Борейцы торопливо сели на коней и заспешили прочь. Обернувшись, старший увидел, как над скалой закружились бесчисленные коршуны.

Неумело трясясь на лошади, Ип весело болтал. Борейцы ехали молча, сверкая глазами из-под спутанных волос — настоящие дикари! Неважные слушатели, но что поделаешь! Ип смаковал подробности, вспоминал прежние казни, на которых побывал с Агданом.

— И птицы убивали всех? — спросил заросший до глаз старший.

— А как же! — ухмыльнулся Ип. — Ведь тут казнили самых сильных врагов Подпирающего!

— Значит, ты знал, что будет казнь, а не испытание?

— Конечно! — либ глянул на кудлатого с превосходством. — А, думаешь, Молниеносный не знал? О-о! Вождю нельзя без хитрости…

— Знал и не сказал? — старший остановил коня и загородил путь Ипу.

— Я выполнял приказ! — завизжал тот.

— Приказ испытать или казнить?

Либиец побледнел, встретив яростный взгляд борейца, и тут один из воинов, подъехавших сзади, проткнул шакала мечом. Воин убрал меч и деловито взял за повод лошадь, оставшуюся без седока. Хоть немного облегчив душу, борейцы поскакали дальше.

В радости и в горе гии не стыдятся слез. Но сейчас Ор не мог плакать. Плачут по ушедшей к предкам матери, убитому врагами брату. Ведь жаль ушедших! Но когда сама Земля осиротела — какие тут слезы! Ор медленно брел к гавани, останавливаясь, когда боль в голове сменяла тупую лопату на отточенную кирку.
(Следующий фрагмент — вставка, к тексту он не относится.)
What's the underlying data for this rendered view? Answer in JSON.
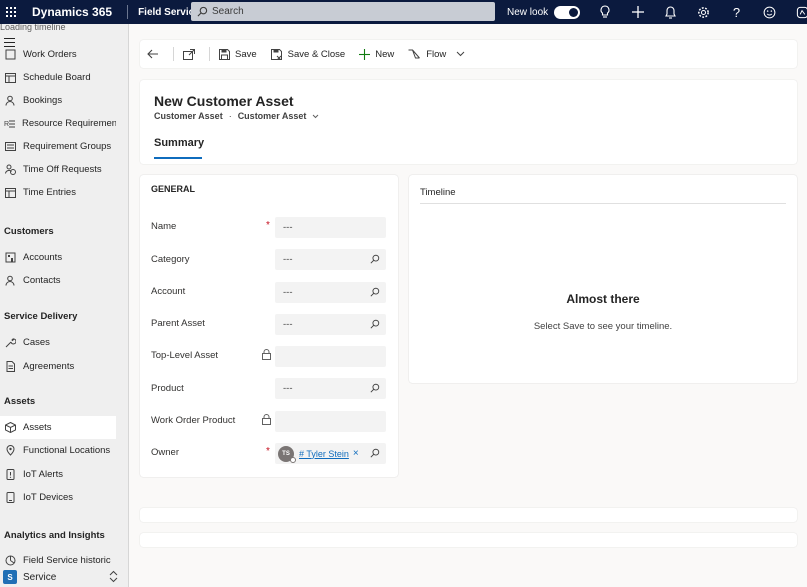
{
  "topbar": {
    "app_title": "Dynamics 365",
    "app_area": "Field Service",
    "search_placeholder": "Search",
    "new_look_label": "New look",
    "new_look_on": true,
    "icons": [
      "lightbulb-icon",
      "plus-icon",
      "bell-icon",
      "gear-icon",
      "help-icon",
      "smiley-icon",
      "copilot-icon"
    ]
  },
  "sidebar": {
    "loading_text": "Loading timeline",
    "items_top": [
      {
        "label": "Work Orders",
        "icon": "work-orders-icon"
      },
      {
        "label": "Schedule Board",
        "icon": "calendar-icon"
      },
      {
        "label": "Bookings",
        "icon": "person-icon"
      },
      {
        "label": "Resource Requirements",
        "icon": "list-icon"
      },
      {
        "label": "Requirement Groups",
        "icon": "group-icon"
      },
      {
        "label": "Time Off Requests",
        "icon": "person-clock-icon"
      },
      {
        "label": "Time Entries",
        "icon": "calendar-icon"
      }
    ],
    "groups": {
      "customers": "Customers",
      "service_delivery": "Service Delivery",
      "assets": "Assets",
      "analytics": "Analytics and Insights"
    },
    "customers": [
      {
        "label": "Accounts",
        "icon": "building-icon"
      },
      {
        "label": "Contacts",
        "icon": "person-icon"
      }
    ],
    "service_delivery": [
      {
        "label": "Cases",
        "icon": "wrench-icon"
      },
      {
        "label": "Agreements",
        "icon": "document-icon"
      }
    ],
    "assets": [
      {
        "label": "Assets",
        "icon": "box-icon",
        "active": true
      },
      {
        "label": "Functional Locations",
        "icon": "location-icon"
      },
      {
        "label": "IoT Alerts",
        "icon": "alert-icon"
      },
      {
        "label": "IoT Devices",
        "icon": "device-icon"
      }
    ],
    "analytics": [
      {
        "label": "Field Service historic",
        "icon": "chart-icon"
      }
    ],
    "area_badge": "S",
    "area_label": "Service"
  },
  "commandbar": {
    "save": "Save",
    "save_close": "Save & Close",
    "new": "New",
    "flow": "Flow"
  },
  "header": {
    "title": "New Customer Asset",
    "entity": "Customer Asset",
    "separator": "·",
    "form": "Customer Asset",
    "tab": "Summary"
  },
  "general": {
    "title": "GENERAL",
    "fields": [
      {
        "label": "Name",
        "value": "---",
        "required": true
      },
      {
        "label": "Category",
        "value": "---",
        "lookup": true
      },
      {
        "label": "Account",
        "value": "---",
        "lookup": true
      },
      {
        "label": "Parent Asset",
        "value": "---",
        "lookup": true
      },
      {
        "label": "Top-Level Asset",
        "value": "",
        "locked": true
      },
      {
        "label": "Product",
        "value": "---",
        "lookup": true
      },
      {
        "label": "Work Order Product",
        "value": "",
        "locked": true
      },
      {
        "label": "Owner",
        "required": true,
        "lookup": true
      }
    ],
    "owner": {
      "initials": "TS",
      "name": "# Tyler Stein",
      "remove": "×"
    }
  },
  "timeline": {
    "title": "Timeline",
    "heading": "Almost there",
    "message": "Select Save to see your timeline."
  },
  "colors": {
    "topbar": "#0b1a3e",
    "accent": "#0f6cbd",
    "required": "#c50f1f"
  }
}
В гавани уже всё знали. Тейя рассказала Ору, что утром к укрепленным ибрами домам подскакал Чурмат, прокричал новость и добавил, что, если люди Приносящего не будут задираться и вредить Молниеносному, их не тронут. Ибры хотели убить борейца, но Инад остановил их. Приносящий свет не велел мстить.

Четыре дня гий пролежал среди атлантов, как и он, не добитых дубинами оолов.

Приходил Инад, склонялся над ранами — непривычно молчаливый, затянувший чувства тугой петлей суровости. Он теперь был вождем. Ор знал, как это трудно. Молодые ибры приносили пойманных у пристани рыбешек. Вечерами Тейя пела простые песенки — колыбельные, дорожные или про песчаный берег, на который выбегает прибой. Затягивались раны, возвращался вкус к жизни.

Сперва Ор вспоминал то, что уже никогда не вернется: сильные и добрые руки матери, неистовую смелость Чаза — Дырявые Щеки, пронзительный ум Феруса, Промеата, окруженного хохочущей толпой. Потом чаще стал думать об Илле и дочке, Куропатках, Паланте, блуждающем где-то в океане. Нет, жизнь не умерла с Промеатом и не стала бесцельной.


На пятый день после казни Севз созвал вождей. Все были угрюмы, не смотрели друг другу в глаза. Ободряя соратников, Севз сказал искусную речь. Нет, он не поносил Промеата, а воздал мертвому хвалу. Ведь тот уговорил племена отложить распри, подготовил бунт на Канале. Славные дела! Но бывает ведь, что в сильного, хорошего охотника — а то и вождя! — вселяется злой дух? Все знают — бывает! Так и с Промеатом: после добрых деяний злобный дух овладел им и заставил кончать гнусную канаву, подделать жребии, стравить ибров с оолами.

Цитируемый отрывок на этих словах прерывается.